Mais depuis sa création en 2006, la Fondation pour l’agrandissement du musée, présidée par le député libéral Renaud Gautier, n’est parvenue qu’à réunir 9 millions de francs suisses (6,2 millions d’euros) auprès de fondations (en majorité bancaires), et de particuliers. C’est ici qu’intervient Jean Claude Gandur, richissime homme d’affaires d’origine vaudoise (lire ci-contre). Le collectionneur signe en mars 2010 une convention avec le musée où il s’engage, par le biais de sa Fondation Gandur pour l’art (FGA), à verser le solde sur les 40 millions de francs suisses (27,8 millions d’euros) d’origine privée nécessaires à la réalisation du projet. Soit 5 millions « dès que le projet d’agrandissement aura reçu tous les feux verts administratifs et légaux », et plus d’une vingtaine de millions par la suite.
Un bonheur ne venant jamais seul, le musée se voit confier une partie des prestigieuses collections d’art moderne et d’archéologie de son bienfaiteur pour une durée de quatre-vingt-dix-neuf ans. D’après les termes d’une convention, la fondation aura son siège au musée, et l’extension Nouvel sera baptisée « Espace FGA ». Le corpus d’art moderne (250 tableaux signés Soulages, Van de Velde, Hartung, Mathieu, de Staël…) y sera exposé de manière permanente, tandis que la moitié (au moins) des objets archéologiques (Égypte, Grèce, Rome, Proche-Orient) fusionneront avec les collections existantes.

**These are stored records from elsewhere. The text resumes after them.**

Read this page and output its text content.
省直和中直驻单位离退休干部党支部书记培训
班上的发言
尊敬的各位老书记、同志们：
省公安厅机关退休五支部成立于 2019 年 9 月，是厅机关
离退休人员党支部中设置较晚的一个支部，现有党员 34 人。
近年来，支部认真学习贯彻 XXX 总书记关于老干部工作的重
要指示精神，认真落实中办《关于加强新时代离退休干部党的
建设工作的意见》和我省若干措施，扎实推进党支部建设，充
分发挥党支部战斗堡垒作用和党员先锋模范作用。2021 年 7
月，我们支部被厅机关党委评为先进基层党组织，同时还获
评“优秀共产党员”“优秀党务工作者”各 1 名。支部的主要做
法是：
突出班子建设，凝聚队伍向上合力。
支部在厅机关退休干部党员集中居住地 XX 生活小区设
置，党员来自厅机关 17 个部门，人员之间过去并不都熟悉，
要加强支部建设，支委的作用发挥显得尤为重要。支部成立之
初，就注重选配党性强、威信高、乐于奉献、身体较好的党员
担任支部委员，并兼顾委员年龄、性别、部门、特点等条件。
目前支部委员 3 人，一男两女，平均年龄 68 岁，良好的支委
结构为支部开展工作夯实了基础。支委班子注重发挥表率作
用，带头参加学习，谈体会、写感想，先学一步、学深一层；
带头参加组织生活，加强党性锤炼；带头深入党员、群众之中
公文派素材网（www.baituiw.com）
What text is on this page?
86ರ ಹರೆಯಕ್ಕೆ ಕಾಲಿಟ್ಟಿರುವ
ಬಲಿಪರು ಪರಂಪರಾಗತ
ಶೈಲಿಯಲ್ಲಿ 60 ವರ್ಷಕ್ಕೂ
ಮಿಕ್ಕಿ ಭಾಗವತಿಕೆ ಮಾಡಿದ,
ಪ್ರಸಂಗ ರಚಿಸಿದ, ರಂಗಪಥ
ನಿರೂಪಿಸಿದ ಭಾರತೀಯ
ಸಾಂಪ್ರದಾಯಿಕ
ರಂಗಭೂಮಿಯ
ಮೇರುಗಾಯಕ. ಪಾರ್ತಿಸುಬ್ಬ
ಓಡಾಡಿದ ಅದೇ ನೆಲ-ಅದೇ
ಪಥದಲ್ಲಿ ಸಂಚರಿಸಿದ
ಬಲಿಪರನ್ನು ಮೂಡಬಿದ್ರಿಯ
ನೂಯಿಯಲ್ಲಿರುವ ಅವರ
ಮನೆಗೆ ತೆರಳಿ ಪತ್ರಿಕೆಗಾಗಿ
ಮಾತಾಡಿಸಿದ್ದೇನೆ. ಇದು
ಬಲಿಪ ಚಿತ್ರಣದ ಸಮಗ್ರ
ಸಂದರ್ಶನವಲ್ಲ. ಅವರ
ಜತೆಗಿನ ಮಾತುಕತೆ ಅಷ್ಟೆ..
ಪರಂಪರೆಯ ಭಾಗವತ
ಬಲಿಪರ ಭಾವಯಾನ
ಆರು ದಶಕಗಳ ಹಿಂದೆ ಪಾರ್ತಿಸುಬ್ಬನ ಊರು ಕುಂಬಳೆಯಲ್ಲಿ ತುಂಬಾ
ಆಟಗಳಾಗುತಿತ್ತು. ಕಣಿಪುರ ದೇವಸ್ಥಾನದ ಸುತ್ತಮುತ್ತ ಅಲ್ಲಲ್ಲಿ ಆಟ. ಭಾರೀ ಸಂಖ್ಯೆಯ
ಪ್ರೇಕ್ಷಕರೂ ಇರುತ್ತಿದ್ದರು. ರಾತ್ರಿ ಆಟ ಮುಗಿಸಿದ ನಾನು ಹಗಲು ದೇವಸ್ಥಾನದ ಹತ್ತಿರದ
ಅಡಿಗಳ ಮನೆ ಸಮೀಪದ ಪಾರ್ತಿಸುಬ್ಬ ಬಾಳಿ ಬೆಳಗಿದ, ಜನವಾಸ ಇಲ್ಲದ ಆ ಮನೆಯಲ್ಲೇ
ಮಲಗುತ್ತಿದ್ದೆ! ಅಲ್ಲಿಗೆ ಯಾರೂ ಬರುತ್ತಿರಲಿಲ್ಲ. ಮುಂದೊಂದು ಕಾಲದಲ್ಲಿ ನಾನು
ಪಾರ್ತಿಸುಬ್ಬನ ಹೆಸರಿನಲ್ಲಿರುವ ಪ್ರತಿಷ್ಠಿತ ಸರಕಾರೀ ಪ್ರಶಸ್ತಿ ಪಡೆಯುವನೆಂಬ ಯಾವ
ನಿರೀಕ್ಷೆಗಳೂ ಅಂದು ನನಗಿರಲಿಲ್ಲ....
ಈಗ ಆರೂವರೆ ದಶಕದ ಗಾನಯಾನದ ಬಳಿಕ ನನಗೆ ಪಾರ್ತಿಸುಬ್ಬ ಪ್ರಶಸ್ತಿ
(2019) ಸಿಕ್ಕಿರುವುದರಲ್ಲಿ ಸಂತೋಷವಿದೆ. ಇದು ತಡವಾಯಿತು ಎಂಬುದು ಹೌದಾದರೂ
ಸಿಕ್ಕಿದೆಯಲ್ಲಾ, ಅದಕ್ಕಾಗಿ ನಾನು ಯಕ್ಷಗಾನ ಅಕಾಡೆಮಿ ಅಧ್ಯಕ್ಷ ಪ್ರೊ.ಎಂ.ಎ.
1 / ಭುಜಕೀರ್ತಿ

La fondation s’engage en outre à financer une exposition tous les deux ans.
Si Genève est une ville où le mécénat est une tradition solide et souvent discrète, le conservatisme architectural y est roi. Le projet n’est pas exempt de détracteurs, les uns soucieux de préserver l’intégrité du bâtiment et sa luminosité, les autres opposés à un restaurant panoramique surplombant le toit du musée. La transfiguration des lieux n’est donc pas à l’abri d’une initiative populaire, pratique référendaire courante en Confédération helvétique. Ainsi le nouveau directeur Jean-Yves Marin s’est-il efforcé de réunir un comité consultatif pour rétablir le dialogue.
Forts du préavis favorable de la Commission des monuments et sites (CMNS), Jean Nouvel et l’architecte genevois Fabrice Juncker s’entretiendront avec les collectifs tels « Patrimoine suisse-Genève » ou « Action Patrimoine vivant ». Si le consensus est obtenu et le référendum contourné, le nouveau musée pourrait ouvrir ses portes en 2016, après deux ans et demi de travaux. Jean-Yves Marin se dit prêt à se battre pour mener le projet à son terme ; et voit dans la finalisation du projet du Musée d’ethnographie un signe encourageant (lire page 7).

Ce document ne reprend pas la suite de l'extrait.